Ashley Castillo
January 10, 2022
Walking around campus, I take in all of the activities buzzing around me. It’s a different day at iX today – there seem to be no excel spreadsheets to clean up and color code, and no slide decks to perfectly balance the text-to-icon ratio.
Instead, today we’re taking a look at what other students do in their classes with an event called iXtravaganza. I decided to take the event on as the rising consultant that I am – analyzing all the courses’ content, checking my assumptions, and making various key observations and conclusions.
Holy Tech! As someone taking one of the more business-heavy classes offered by iX, the workshops for the other classes told a very different story. I walked into the the coding session for people with no previous experience coding only to have one of my assumptions be automatically disproved. Turns out engineers don’t just sit on their computers all day staring at black screens putting unidentifiable strings of words together. There’s more to it, and it actually made a bit of sense to me!

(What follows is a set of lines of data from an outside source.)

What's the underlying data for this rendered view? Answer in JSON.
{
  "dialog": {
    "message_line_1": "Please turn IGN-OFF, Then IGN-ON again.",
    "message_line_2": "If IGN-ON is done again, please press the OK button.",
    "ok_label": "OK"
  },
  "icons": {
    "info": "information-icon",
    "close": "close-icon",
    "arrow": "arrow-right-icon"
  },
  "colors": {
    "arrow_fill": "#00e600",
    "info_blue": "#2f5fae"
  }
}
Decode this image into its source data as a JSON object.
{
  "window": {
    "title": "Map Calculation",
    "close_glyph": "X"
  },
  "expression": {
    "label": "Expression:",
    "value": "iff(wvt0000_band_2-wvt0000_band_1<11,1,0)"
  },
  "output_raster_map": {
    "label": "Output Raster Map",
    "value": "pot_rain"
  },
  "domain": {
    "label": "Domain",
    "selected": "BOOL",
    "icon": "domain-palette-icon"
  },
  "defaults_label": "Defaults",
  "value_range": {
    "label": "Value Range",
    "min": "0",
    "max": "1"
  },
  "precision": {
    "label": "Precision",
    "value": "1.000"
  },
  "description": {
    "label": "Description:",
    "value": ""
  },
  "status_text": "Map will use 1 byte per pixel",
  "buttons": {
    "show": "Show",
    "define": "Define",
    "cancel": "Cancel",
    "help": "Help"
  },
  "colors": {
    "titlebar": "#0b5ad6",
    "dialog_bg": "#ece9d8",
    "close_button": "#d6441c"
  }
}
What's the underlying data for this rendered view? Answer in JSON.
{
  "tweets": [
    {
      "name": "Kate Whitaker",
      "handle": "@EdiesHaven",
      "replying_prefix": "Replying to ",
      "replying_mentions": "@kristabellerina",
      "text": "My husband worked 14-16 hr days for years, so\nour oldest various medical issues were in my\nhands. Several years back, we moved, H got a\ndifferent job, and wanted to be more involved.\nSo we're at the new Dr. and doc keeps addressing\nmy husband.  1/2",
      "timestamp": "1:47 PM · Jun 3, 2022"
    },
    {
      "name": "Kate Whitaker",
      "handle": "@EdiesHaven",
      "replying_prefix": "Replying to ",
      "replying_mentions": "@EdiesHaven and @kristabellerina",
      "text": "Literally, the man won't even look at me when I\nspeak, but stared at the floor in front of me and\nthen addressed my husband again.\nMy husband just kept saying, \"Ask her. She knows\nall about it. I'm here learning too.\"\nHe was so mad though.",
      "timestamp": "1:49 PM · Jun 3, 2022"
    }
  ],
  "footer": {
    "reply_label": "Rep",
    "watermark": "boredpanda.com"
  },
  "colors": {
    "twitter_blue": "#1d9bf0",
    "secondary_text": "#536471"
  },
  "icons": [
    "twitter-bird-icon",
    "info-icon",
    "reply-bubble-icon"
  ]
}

For one, coding uses math and basic logic. To use one of the Web Dev TAs' words – it’s like you’re talking to the computer and telling it what to do so that it can talk back to you. Despite being a bit frustrated at how tricky it was and trying to remember all the commands, it actually seemed fun. More importantly, it definitely made me realize how crucial it is to have those skills and inspired me to try to take an intro class to coding back at UPenn. As someone who wants to go into entrepreneurship, even if I am on the business side of things, my future business is bound to involve tech and I want to understand enough about it to have an intelligent conversation.

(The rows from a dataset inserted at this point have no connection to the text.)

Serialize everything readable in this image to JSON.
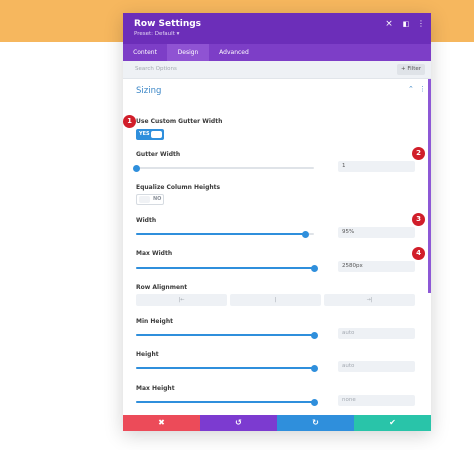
{
  "header": {
    "title": "Row Settings",
    "preset": "Preset: Default ▾",
    "close_icon": "×",
    "expand_icon": "◧",
    "more_icon": "⋮"
  },
  "tabs": [
    {
      "label": "Content",
      "active": false
    },
    {
      "label": "Design",
      "active": true
    },
    {
      "label": "Advanced",
      "active": false
    }
  ],
  "search": {
    "placeholder": "Search Options",
    "filter_label": "+ Filter"
  },
  "section": {
    "title": "Sizing",
    "collapse_icon": "⌃",
    "more_icon": "⋮"
  },
  "fields": {
    "custom_gutter": {
      "label": "Use Custom Gutter Width",
      "state": "YES"
    },
    "gutter_width": {
      "label": "Gutter Width",
      "value": "1",
      "slider_fraction": 0.0
    },
    "equalize": {
      "label": "Equalize Column Heights",
      "state": "NO"
    },
    "width": {
      "label": "Width",
      "value": "95%",
      "slider_fraction": 0.95
    },
    "max_width": {
      "label": "Max Width",
      "value": "2580px",
      "slider_fraction": 1.0
    },
    "row_alignment": {
      "label": "Row Alignment",
      "options": [
        "|←",
        "|",
        "→|"
      ]
    },
    "min_height": {
      "label": "Min Height",
      "placeholder": "auto",
      "slider_fraction": 1.0
    },
    "height": {
      "label": "Height",
      "placeholder": "auto",
      "slider_fraction": 1.0
    },
    "max_height": {
      "label": "Max Height",
      "placeholder": "none",
      "slider_fraction": 1.0
    }
  },
  "footer": {
    "cancel_icon": "✖",
    "undo_icon": "↺",
    "redo_icon": "↻",
    "save_icon": "✔"
  },
  "badges": [
    "1",
    "2",
    "3",
    "4"
  ],
  "colors": {
    "header": "#6c2eb9",
    "accent": "#2f8fdc",
    "cancel": "#ec4b59",
    "undo": "#7c3bd0",
    "redo": "#2f8fdc",
    "save": "#29c4a9",
    "badge": "#d11e2a"
  }
}
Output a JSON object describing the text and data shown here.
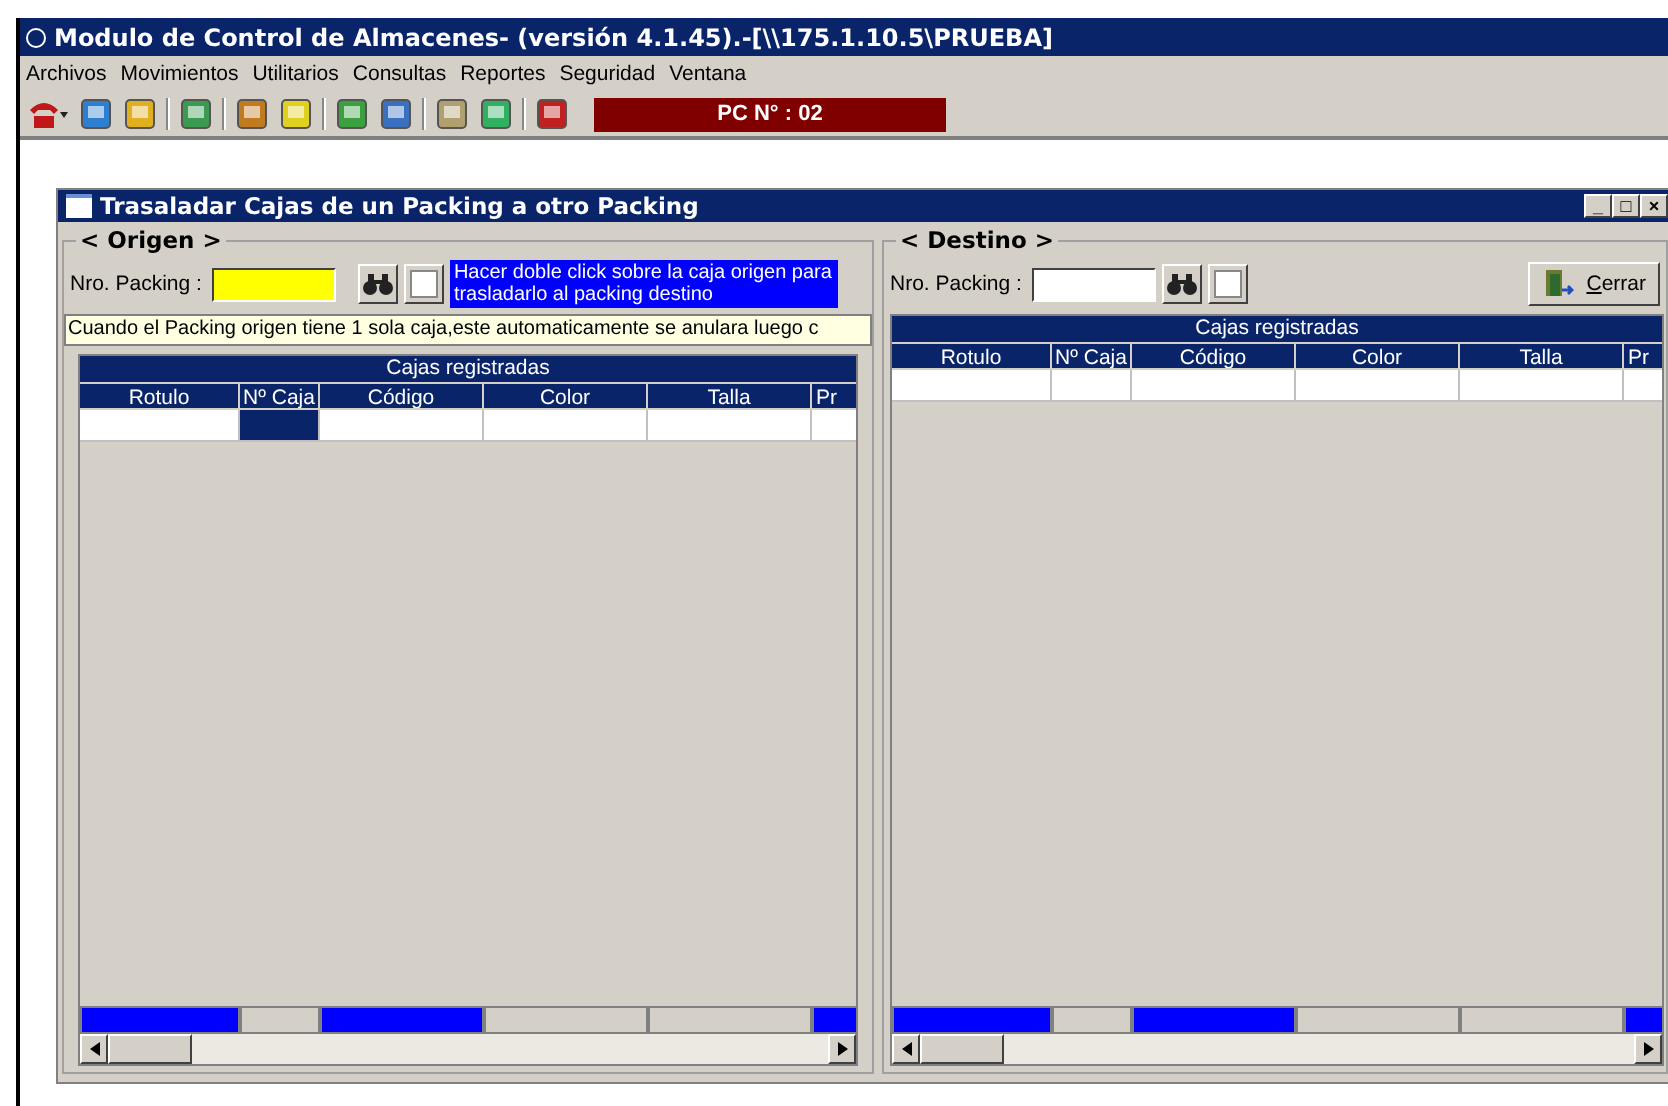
{
  "window": {
    "title": "Modulo de Control de Almacenes- (versión 4.1.45).-[\\\\175.1.10.5\\PRUEBA]"
  },
  "menu": [
    "Archivos",
    "Movimientos",
    "Utilitarios",
    "Consultas",
    "Reportes",
    "Seguridad",
    "Ventana"
  ],
  "toolbar": {
    "pc_label": "PC N° : 02"
  },
  "dialog": {
    "title": "Trasaladar Cajas de un Packing a otro Packing",
    "minimize": "_",
    "maximize": "□",
    "close": "×",
    "origin": {
      "legend": "< Origen >",
      "field_label": "Nro. Packing :",
      "hint": "Hacer doble click sobre la caja origen para trasladarlo al packing destino",
      "notice": "Cuando el Packing origen tiene 1 sola caja,este automaticamente se anulara luego c",
      "grid": {
        "caption": "Cajas registradas",
        "columns": [
          {
            "label": "Rotulo",
            "total_highlighted": true,
            "selected": false
          },
          {
            "label": "Nº Caja",
            "total_highlighted": false,
            "selected": true
          },
          {
            "label": "Código",
            "total_highlighted": true,
            "selected": false
          },
          {
            "label": "Color",
            "total_highlighted": false,
            "selected": false
          },
          {
            "label": "Talla",
            "total_highlighted": false,
            "selected": false
          },
          {
            "label": "Pr",
            "total_highlighted": true,
            "selected": false
          }
        ]
      }
    },
    "destination": {
      "legend": "< Destino >",
      "field_label": "Nro. Packing :",
      "close_button": "Cerrar",
      "grid": {
        "caption": "Cajas registradas",
        "columns": [
          {
            "label": "Rotulo",
            "total_highlighted": true,
            "selected": false
          },
          {
            "label": "Nº Caja",
            "total_highlighted": false,
            "selected": false
          },
          {
            "label": "Código",
            "total_highlighted": true,
            "selected": false
          },
          {
            "label": "Color",
            "total_highlighted": false,
            "selected": false
          },
          {
            "label": "Talla",
            "total_highlighted": false,
            "selected": false
          },
          {
            "label": "Pr",
            "total_highlighted": true,
            "selected": false
          }
        ]
      }
    }
  }
}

Customers are people too. As consultants, your client is always a company. You work to come up with recommendations that will decrease their costs and increase their revenues so that they can ultimately increase their profits – the essence of business. However, you rarely think about what is most important to the consumer because you’re mostly thinking of them as means to the end of what’s best for the company. UX Design turned this idea on its head. As the UX lecturer and TA told us to interview our partners and empathize with them, I couldn’t help but feel so out of place because it wasn’t a lens I was used to looking through. But once I started talking to my partners about how to make the nametag better, it all made so much sense! Who would you go to to understand how to make a product or service better than the users themselves. It was a refreshing view and something that I definitely want to take into consideration as I continue with consulting and also as I pursue my own entrepreneurial dreams.

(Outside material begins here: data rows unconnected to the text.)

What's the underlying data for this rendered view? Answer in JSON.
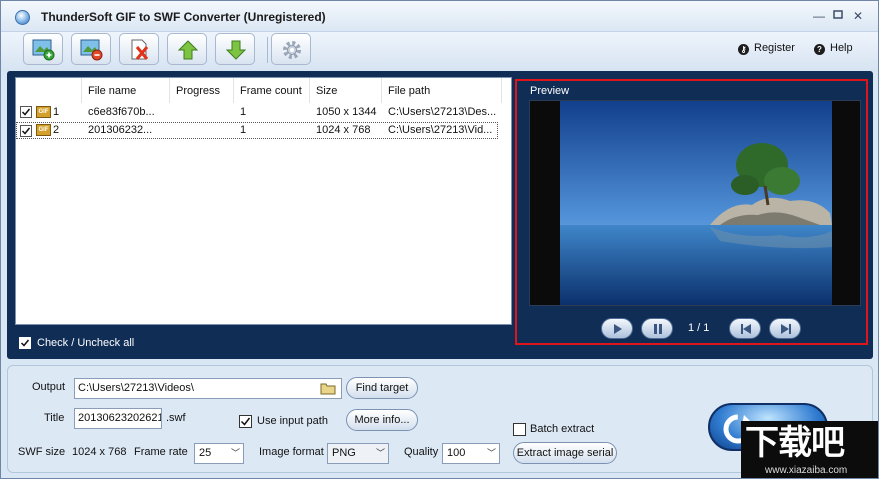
{
  "window": {
    "title": "ThunderSoft GIF to SWF Converter (Unregistered)"
  },
  "toolbar": {
    "buttons": [
      {
        "icon": "add-image-icon"
      },
      {
        "icon": "remove-image-icon"
      },
      {
        "icon": "clear-list-icon"
      },
      {
        "icon": "move-up-icon"
      },
      {
        "icon": "move-down-icon"
      },
      {
        "icon": "gear-icon"
      }
    ],
    "register_label": "Register",
    "help_label": "Help"
  },
  "file_list": {
    "columns": [
      "File name",
      "Progress",
      "Frame count",
      "Size",
      "File path"
    ],
    "rows": [
      {
        "index": "1",
        "checked": true,
        "file_name": "c6e83f670b...",
        "progress": "",
        "frame_count": "1",
        "size": "1050 x 1344",
        "file_path": "C:\\Users\\27213\\Des..."
      },
      {
        "index": "2",
        "checked": true,
        "file_name": "201306232...",
        "progress": "",
        "frame_count": "1",
        "size": "1024 x 768",
        "file_path": "C:\\Users\\27213\\Vid..."
      }
    ],
    "check_all_label": "Check / Uncheck all"
  },
  "preview": {
    "label": "Preview",
    "pager": "1 / 1"
  },
  "output": {
    "output_label": "Output",
    "output_path": "C:\\Users\\27213\\Videos\\",
    "find_target_label": "Find target",
    "title_label": "Title",
    "title_value": "20130623202621",
    "title_ext": ".swf",
    "use_input_path_label": "Use input path",
    "more_info_label": "More info...",
    "batch_extract_label": "Batch extract",
    "swf_size_label": "SWF size",
    "swf_size_value": "1024 x 768",
    "frame_rate_label": "Frame rate",
    "frame_rate_value": "25",
    "image_format_label": "Image format",
    "image_format_value": "PNG",
    "quality_label": "Quality",
    "quality_value": "100",
    "extract_serial_label": "Extract image serial"
  },
  "watermark": {
    "big": "下载吧",
    "small": "www.xiazaiba.com"
  }
}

The business world, but even more broadly, the working world our generation is going into is extremely interconnected and tech driven. We might think we’re going into a certain industry right now and only need a certain set of skills, but that can’t be further from the truth. We don’t know where we might end up in the future or what kind of people and problems we will be working with. The iXtravaganza introduced me to this idea and inspired me to seek learning even in areas I may feel are out of my comfort. But even more importantly, to always be curious about what my peers are doing and be open to being pleasantly surprised at what I may find interest in.